Le scarpe da corsa mettono le ali? No ma quasi, e per questo sarebbero da vietare. Ci sta riflettendo in questi giorni la World Athletics, la Federazione mondiale che si occupa di atletica leggera: proibire oppure no le Nike Vaporfly, un modello simile a quello con cui il keniano Eliud Kipchoge lo scorso ottobre ha corso la distanza della maratona, i 42195metri, abbattendo il mostruoso muro delle due ore (precisamente 1h59’40’’)? Le Nike Vaporfly sono costruite con una speciale miscela di schiume e una piastra di carbonio nell’intersuola con cui, chi le indossa, può correre fino al 4% più veloce di chi invece usa un altro paio di scarpe da running.

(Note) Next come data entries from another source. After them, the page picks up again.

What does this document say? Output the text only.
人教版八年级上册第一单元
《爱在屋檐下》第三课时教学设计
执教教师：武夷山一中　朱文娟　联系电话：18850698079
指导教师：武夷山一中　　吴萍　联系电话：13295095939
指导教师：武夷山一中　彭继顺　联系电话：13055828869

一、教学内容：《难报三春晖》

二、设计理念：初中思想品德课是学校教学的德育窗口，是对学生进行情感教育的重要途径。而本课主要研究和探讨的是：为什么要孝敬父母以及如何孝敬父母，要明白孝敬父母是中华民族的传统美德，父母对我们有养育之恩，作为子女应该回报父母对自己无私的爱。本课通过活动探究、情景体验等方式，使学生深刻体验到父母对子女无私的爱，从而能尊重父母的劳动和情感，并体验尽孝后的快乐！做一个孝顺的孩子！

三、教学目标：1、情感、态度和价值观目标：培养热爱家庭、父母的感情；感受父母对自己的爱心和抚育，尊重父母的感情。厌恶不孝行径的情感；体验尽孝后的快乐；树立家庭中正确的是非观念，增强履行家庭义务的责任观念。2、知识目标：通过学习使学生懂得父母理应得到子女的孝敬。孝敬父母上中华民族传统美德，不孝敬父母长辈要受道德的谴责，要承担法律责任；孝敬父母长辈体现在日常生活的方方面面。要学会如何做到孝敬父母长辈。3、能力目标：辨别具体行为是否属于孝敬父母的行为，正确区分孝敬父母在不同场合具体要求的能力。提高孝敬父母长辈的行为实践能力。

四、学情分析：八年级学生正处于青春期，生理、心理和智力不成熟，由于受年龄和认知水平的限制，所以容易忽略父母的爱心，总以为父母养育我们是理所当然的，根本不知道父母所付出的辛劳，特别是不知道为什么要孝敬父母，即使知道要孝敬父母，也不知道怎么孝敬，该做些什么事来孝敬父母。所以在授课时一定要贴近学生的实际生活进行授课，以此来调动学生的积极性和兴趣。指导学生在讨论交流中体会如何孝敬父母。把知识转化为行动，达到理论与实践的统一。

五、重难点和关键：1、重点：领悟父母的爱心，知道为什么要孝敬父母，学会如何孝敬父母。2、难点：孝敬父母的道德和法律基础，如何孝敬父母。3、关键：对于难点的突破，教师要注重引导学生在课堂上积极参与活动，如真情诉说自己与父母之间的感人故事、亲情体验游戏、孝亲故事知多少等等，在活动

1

Troppi vantaggi e puzza di odore tecnologico per la Federazione che starebbe valutando di lasciare le Olimpiadi di Tokyo 2020 senza le “scarpe più veloci del mondo”.

La scienza nelle scarpe

La questione gira attorno alla piastra in fibra di carbonio, un materiale così leggero e rigido che agendo come garantirebbe più spinta. Lo spiega Andrea Mola, ingegnere aerospaziale e matematico alla Scuola Internazionale Superiore di Studi Avanzati di Trieste: “Quando si comprime una molla ideale le si cede dell’energia ma quando sollevo il carico lei torna alla loro forma originaria ridando indietro tutta l’energia, senza dissipazione. Questo nella sua forma ideale, una molla reale invece ne perde, per esempio sottoforma di calore. In questo senso la “molla” delle scarpe Nike nella sua fase di compressione e di rilascio perde solo il 4%, rispetto ad altre scarpe che invece ne perdono di più”. Se la molla dissipa meno energia vuol dire che ridà spinta maggiore al runner. “Se ad ogni appoggio si scarica sulla suola «100» in termini di energia, questa al momento dello stacco restituisce «96» sotto forma di spinta, grazie a una dissipazione energetica molto ridotta”. Ma la piastra da sola non basta. “È troppo rigida – chiude Mola – serve che la restituzione della forza dell’impatto al suolo sia graduale e non brusca. Per questo viene aggiunta la schiuma, la cosiddetta ZoomX, che deve essere molto leggera deve dissipare il meno possibile”. Un atleta perciò con le Vaporfly ai piedi fa meno fatica e può correre più veloce. Come in effetti è successo. Secondo uno studio del New York Times, nella seconda parte del 2019 il 41% di maratoneti che ha usato queste Nike è sceso sotto le 3 ore in maratona, un risultato decisamente importante che unisce resistenza e velocità.

I record

Un po’ come era successo con i costumoni in poliuretano nel nuoto anche qui c’è in ballo l’equilibrio tra evoluzione e doping tecnologico: secondo l’attuale norma della federazione, i prodotti per essere considerati “a norma” devono essere reperibili a tutti e non devono offrire un vantaggio “ingiusto”. Che cosa questo significhi nello specifico, resta però ancora da chiarire. Ma non solo, perché anche diversi detentori di record del mondo stanno monitorando con ansia la situazione. Se Eliud Kipchoge non ha nulla da temere, poiché l’ora e cinquantanove centrati in maratona a Vienna non è un risultato omologabile (non era una gara ufficiale, c’erano le lepri a frangergli l’aria e il terreno così come il giorno erano stati scelti ad hoc), chi trema invece sarebbe la connazionale Brigid Kosgei che con le Vaporfly ai piedi ha shockato il mondo sui 42 chilometri e 195 metri battendo un record intatto da 16 anni correndo in 2h14’04’’. Rumors dicono tuttavia che la maratoneta potrebbe essere graziata poiché indossava un paio di Vaporfly non ulteriormente personalizzate come Kipchoge, che aveva ben tre piastre di carbonio.

Gli scenari

Le scarpe usate dagli atleti professionisti, comunque, molto spesso sono costruite ad personam in base alle caratteristiche dei singoli. È possibile quindi che le Vaporfly “normali” e acquistabili negli Store vengano risparmiate dalla mano pesante della World Athletics. Oltre alla messa al bando, è possibile anche che la Federazione obblighi la Nike a ridimensionare la tecnologia inserita nelle scarpe, diminuendo per esempio la lunghezza della piastra in carbonio o la dimensione dell’intersuola, costruita con materiali in grado di offrire sempre maggiore reattività. Il responso del gruppo di lavoro della Federazione dovrebbe arrivare entro la fine di gennaio.